On the face of it, Frasier Crane embodied a puny demographic. As a wealthy Seattle radio psychiatrist with a taste for sherry and opera, his life looked very different to mine when I fell in (platonic) love with him as a child in the late Nineties. But his relationship with his younger brother Niles was very recognisable to me, as the older of two sisters.
Niles’ digs at Frasier (“How exciting, to be at the birth of a new phobia”) and Frasier’s feints at dominance (“Copernicus called, turns out you’re not the centre of the universe!”) for all their learned flair, made immediate sense.
Other tensions within the show unfolded as I got older. I realised that the sometimes uncomfortable dynamic between Frasier and his father Martin stemmed not only from Martin’s physical limitations and dependence – he was stuck in his chair in Frasier’s apartment most of the time – but the broader connotations of that dependence.
Martin’s former job as a cop highlighted the absurdity of Frasier and Niles’ safe renaissance world. On the flipside, Frasier and Niles exorcised their emasculation by showing off their academic prowess, and their money. Martin may have been a “real man”, but unlike him, they got rich.
The awkward juxtaposition of wealth and family repeats itself across sitcoms, and is rarely less accessible for its specificity. The Fresh Prince of Bel-Air showcased preposterous circumstances – how many poor kids growing up in Philadelphia conveniently have family in Bel-Air?
But like Martin Crane, Will Smith’s fish-out-of-water status made his cousins’ riches stand out in even brighter technicolour. Will’s coolness made his cousin Carlton look even dorkier. For all his “normal” roots, Will was extraordinary – hyper-charming, hyper-handsome, hyper-confident. It was by no means a given that every child watching would identify directly with Will, but he was captivating whether you did or not.

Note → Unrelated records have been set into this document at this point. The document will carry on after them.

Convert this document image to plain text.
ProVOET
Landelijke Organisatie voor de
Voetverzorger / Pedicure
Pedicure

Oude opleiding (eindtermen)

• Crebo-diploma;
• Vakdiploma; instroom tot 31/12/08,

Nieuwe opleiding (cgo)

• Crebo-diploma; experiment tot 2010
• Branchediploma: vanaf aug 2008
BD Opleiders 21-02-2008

No writer should be siloed into subject matter according to their demographic. That would be boring, and do nothing to solve the issue of onscreen representation. But it’s understandable that many are drawn to write about things informed by their own experience. Phoebe Waller-Bridge doesn’t “have” to write exclusively about posh young women, but it makes sense when she does.
The more serious problem – that writing for TV should be an opportunity open for far more non-rich, non-white people – wouldn’t be solved by Waller-Bridge pretending to be something she isn’t.
If every writer were to try to encapsulate the whole of human experience – or even a whole group of humans’ experience within a single narrative, they’d choke it. Specificity is an asset to good comedy and good writing, because in its relief, the universal rings clearer.
As an audience, we don’t need to have rich parents, or extraordinary lives, to understand the foibles and stresses of those who do. For writers, it is genuine understanding of their characters which makes for fantastic story-forming. Which is why “write what you know”, whatever you know, remains the best advice.